Caribbean Lobster and Shrimp Fricassee with Madras Curry and Breadfruit
A rich and fragrant fricassee, celebrating the flavors of the Caribbean. This dish features spiny lobster and shrimp, simmered in a creamy coconut milk and Madras curry sauce, enhanced with local root vegetables and tender breadfruit.
Ingredients
- 450 g Spiny Lobster (tail, shelled and cut into pieces)
- 300 g Shrimp (large, peeled and deveined)
- 2 tablespoons Vegetable oil
- 1 Onion (chopped)
- 3 cloves Garlic (minced)
- 1/2 (or to taste) Scotch Bonnet Pepper (seeded, finely chopped)
- 2 tablespoons Madras Curry Powder
- 400 g Crushed Tomatoes
- 400 ml Coconut Milk (full-fat)
- 125 ml Fish Broth
- 1 Breadfruit (medium, peeled, cored, and diced)

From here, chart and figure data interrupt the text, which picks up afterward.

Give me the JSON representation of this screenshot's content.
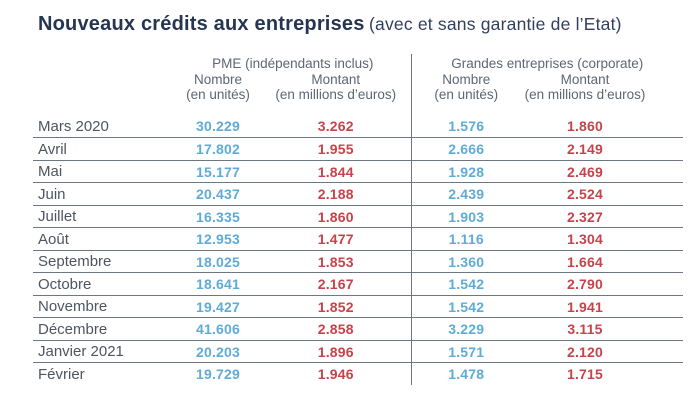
{
  "title": {
    "main": "Nouveaux crédits aux entreprises",
    "subtitle": "(avec et sans garantie de l’Etat)"
  },
  "table": {
    "groups": [
      {
        "label": "PME (indépendants inclus)"
      },
      {
        "label": "Grandes entreprises (corporate)"
      }
    ],
    "subheaders": {
      "nombre": "Nombre",
      "nombre_unit": "(en unités)",
      "montant": "Montant",
      "montant_unit": "(en millions d’euros)"
    },
    "rows": [
      {
        "month": "Mars 2020",
        "pme_nombre": "30.229",
        "pme_montant": "3.262",
        "ge_nombre": "1.576",
        "ge_montant": "1.860"
      },
      {
        "month": "Avril",
        "pme_nombre": "17.802",
        "pme_montant": "1.955",
        "ge_nombre": "2.666",
        "ge_montant": "2.149"
      },
      {
        "month": "Mai",
        "pme_nombre": "15.177",
        "pme_montant": "1.844",
        "ge_nombre": "1.928",
        "ge_montant": "2.469"
      },
      {
        "month": "Juin",
        "pme_nombre": "20.437",
        "pme_montant": "2.188",
        "ge_nombre": "2.439",
        "ge_montant": "2.524"
      },
      {
        "month": "Juillet",
        "pme_nombre": "16.335",
        "pme_montant": "1.860",
        "ge_nombre": "1.903",
        "ge_montant": "2.327"
      },
      {
        "month": "Août",
        "pme_nombre": "12.953",
        "pme_montant": "1.477",
        "ge_nombre": "1.116",
        "ge_montant": "1.304"
      },
      {
        "month": "Septembre",
        "pme_nombre": "18.025",
        "pme_montant": "1.853",
        "ge_nombre": "1.360",
        "ge_montant": "1.664"
      },
      {
        "month": "Octobre",
        "pme_nombre": "18.641",
        "pme_montant": "2.167",
        "ge_nombre": "1.542",
        "ge_montant": "2.790"
      },
      {
        "month": "Novembre",
        "pme_nombre": "19.427",
        "pme_montant": "1.852",
        "ge_nombre": "1.542",
        "ge_montant": "1.941"
      },
      {
        "month": "Décembre",
        "pme_nombre": "41.606",
        "pme_montant": "2.858",
        "ge_nombre": "3.229",
        "ge_montant": "3.115"
      },
      {
        "month": "Janvier 2021",
        "pme_nombre": "20.203",
        "pme_montant": "1.896",
        "ge_nombre": "1.571",
        "ge_montant": "2.120"
      },
      {
        "month": "Février",
        "pme_nombre": "19.729",
        "pme_montant": "1.946",
        "ge_nombre": "1.478",
        "ge_montant": "1.715"
      }
    ]
  },
  "colors": {
    "navy": "#263551",
    "navy_light": "#31405e",
    "header_gray": "#5d6673",
    "month_gray": "#4e5560",
    "number_blue": "#5fabd7",
    "number_red": "#c7434b",
    "line_gray": "#6e7681"
  }
}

- 1 Potato (medium, peeled and diced)
- 1 Carrot (medium, peeled and sliced)
- 1 teaspoon Fresh Thyme (leaves)
- 2 tablespoons Fresh Cilantro (chopped)
- 1 Lime (juice)
- to taste Salt
- to taste Black Pepper
Instructions
- 1
In a large Dutch oven or pot, heat the vegetable oil over medium heat. Add the chopped onion, garlic, and Scotch Bonnet pepper. Sauté until the onion is translucent, about 5 minutes.
- 2
Stir in the Madras curry powder and thyme. Cook for 1 minute, stirring constantly, until fragrant.
- 3
Add the crushed tomatoes, coconut milk, and fish broth. Bring to a simmer.
- 4
Add the diced breadfruit, potato, and sliced carrot. Reduce heat, cover, and let simmer for 15-20 minutes, or until the vegetables are tender.
- 5
Stir in the lobster pieces and shrimp. Continue cooking uncovered for 5-7 minutes, just until the seafood is cooked through and pink. Do not overcook.
- 6
Remove from heat, stir in the lime juice and fresh cilantro. Season with salt and black pepper to taste.
- 7
Serve hot, accompanied by white rice or rice and peas.
Chef's Tips
- •For a deeper flavor, marinate the lobster and shrimp first with a little lime juice, minced garlic, and curry powder for 15 minutes before adding them to the fricassee.